American Made Movie cites some chilling statistics: Since 2001, 57,000 factories closed in the U.S. with a loss of 5.1 million manufacturing jobs. And if accurate, these are only the surface numbers hinting at the domino effect of factory closures on surrounding communities. The myopic ‘90s techno-utopians imagined that IT would furnish the jobs in the “post-industrial age.” New technologies have provided employment for some, but the efficiency of high tech comes with costs to the labor market. And “post-industrial” remains an illusion. Somebody is making most of the things we use somewhere. They’re just not being made in America any more.
Writer Ryan C. Wilson and directors Nathaniel Thomas McGill and Vincent Vittorio explores the fall of Detroit as a worst-case model for American decline. In the 20th century, the city wasn’t just rolling cars from the assembly lines, but was an industrial eco-system with foundries, rubber plants, glass forgers and machine shops supporting the auto industry. Nowadays much of the city suggests Rome in the Dark Ages, a half-inhabited place of ruins.

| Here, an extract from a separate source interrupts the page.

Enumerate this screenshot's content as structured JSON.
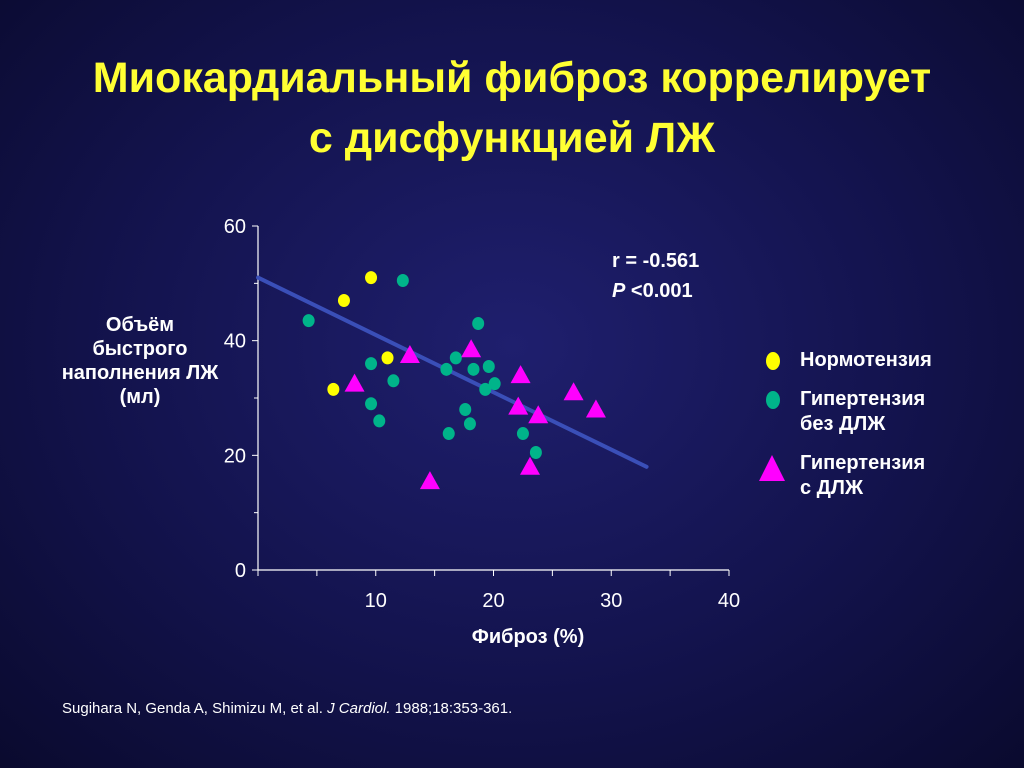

American Made Movie is a call to think about where the objects of everyday life come from—and what that means to us. In professional baseball, America’s pastime, the uniforms, balls and gloves, not to mention the souvenirs sold in stadiums, are made in China and elsewhere. There are rays of hope, including the ambitious efforts of localities such as Gwinnett County, Georgia, in luring foreign businesses to set up shop in a country abandoned by its own corporate elites.